„Wer auf Dienstreise geht, möchte sich trotzdem wie daheim fühlen“
SCHWERTBERG. Der Familienbetrieb Tinschert kaufte in der Hauptstraße eine aus zwei Häusern bestehende Immobilie, die generalsaniert und mit 13 modernen Appartements samt Küchen ausgestattet wurde. Insgesamt investierte man 2,2 Millionen Euro in die Erweiterung des bestehenden Hotelbetriebs.

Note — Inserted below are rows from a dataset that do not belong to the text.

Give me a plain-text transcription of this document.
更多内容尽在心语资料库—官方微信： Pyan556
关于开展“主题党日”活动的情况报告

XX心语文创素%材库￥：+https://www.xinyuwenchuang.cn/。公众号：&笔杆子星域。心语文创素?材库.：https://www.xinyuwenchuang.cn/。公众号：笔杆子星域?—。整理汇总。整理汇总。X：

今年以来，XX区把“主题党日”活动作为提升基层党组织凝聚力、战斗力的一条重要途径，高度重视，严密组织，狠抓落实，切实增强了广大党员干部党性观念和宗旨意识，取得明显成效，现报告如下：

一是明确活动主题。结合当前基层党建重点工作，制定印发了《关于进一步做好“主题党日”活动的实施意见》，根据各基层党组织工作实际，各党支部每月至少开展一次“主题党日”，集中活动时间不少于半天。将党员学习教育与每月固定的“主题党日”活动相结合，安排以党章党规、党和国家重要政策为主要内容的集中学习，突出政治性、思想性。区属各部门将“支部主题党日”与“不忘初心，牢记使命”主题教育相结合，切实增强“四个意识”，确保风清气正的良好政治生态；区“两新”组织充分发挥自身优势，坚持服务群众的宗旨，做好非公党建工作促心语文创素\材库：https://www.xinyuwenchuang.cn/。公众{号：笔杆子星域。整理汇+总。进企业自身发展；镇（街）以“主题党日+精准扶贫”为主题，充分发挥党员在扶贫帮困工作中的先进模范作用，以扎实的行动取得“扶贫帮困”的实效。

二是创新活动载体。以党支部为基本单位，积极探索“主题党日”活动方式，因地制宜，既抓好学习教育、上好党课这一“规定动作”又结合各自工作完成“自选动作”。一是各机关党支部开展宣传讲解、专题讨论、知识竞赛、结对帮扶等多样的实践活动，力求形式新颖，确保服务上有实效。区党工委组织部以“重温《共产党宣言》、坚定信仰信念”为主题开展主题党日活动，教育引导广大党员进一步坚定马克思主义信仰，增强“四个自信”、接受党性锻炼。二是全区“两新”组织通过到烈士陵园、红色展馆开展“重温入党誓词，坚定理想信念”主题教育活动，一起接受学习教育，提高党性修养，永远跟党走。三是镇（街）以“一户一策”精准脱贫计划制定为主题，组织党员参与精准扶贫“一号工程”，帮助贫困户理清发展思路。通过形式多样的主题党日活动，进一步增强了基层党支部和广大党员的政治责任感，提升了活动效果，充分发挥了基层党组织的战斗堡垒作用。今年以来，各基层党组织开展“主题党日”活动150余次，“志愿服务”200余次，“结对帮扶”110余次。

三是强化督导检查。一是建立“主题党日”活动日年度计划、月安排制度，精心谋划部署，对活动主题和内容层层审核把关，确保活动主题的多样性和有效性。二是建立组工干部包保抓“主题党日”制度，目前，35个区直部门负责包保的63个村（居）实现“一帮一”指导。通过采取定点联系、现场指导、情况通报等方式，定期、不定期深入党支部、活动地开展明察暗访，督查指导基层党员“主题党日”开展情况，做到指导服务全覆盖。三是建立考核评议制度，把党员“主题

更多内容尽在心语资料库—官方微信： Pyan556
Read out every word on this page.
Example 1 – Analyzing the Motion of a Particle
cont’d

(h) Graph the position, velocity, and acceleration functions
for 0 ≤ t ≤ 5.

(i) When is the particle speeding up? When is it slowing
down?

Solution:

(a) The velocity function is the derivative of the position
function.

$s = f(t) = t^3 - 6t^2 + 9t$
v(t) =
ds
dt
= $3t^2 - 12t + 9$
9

Schwertberg ist eine Industriegemeinde, in der Geschäftsreisende und Monteure oft für mehrere Wochen vorübergehend wohnen. Familie Tinschert reagierte auf die konstant hohe Nachfrage nach Übernachtungsmöglichkeiten mit einer Großinvestition. Schon 2023 kaufte man die zuletzt im Besitz der Raiffeisenbank Aist stehenden Liegenschaften Hauptstraße Nr. 3 und 5. Die beiden Häuser wurden mit dem Hotelbetrieb am gegenüberliegenden Marktplatz verbunden und mit 13 modernst eingerichteten Appartements ausgestattet.
„Gar nicht mehr so einfach Leute zu finden, die beruflich auf Reisen gehen“
„Wenn jemand länger auf Geschäftsreise oder Montage geht, möchte er nicht immer auswärts essen, sondern sich auch selbst etwas zubereiten können. Unsere Appartements samt Küchen vermitteln das Gefühl eines zweiten Zuhauses in der Ferne. Dieses Angebot wird sehr gut angenommen, denn für Firmen ist es heutzutage gar nicht mehr so einfach, Leute zu finden, die beruflich auf Reisen gehen. Da muss man den Mitarbeitern auch etwas bieten“, berichtet Martin Tinschert.
Der Strom für die klimatisierten neuen Räumlichkeiten kommt wie bei den anderen drei Schwertberger Tinschert-Häusern von einer Photovoltaikanlage am Dach.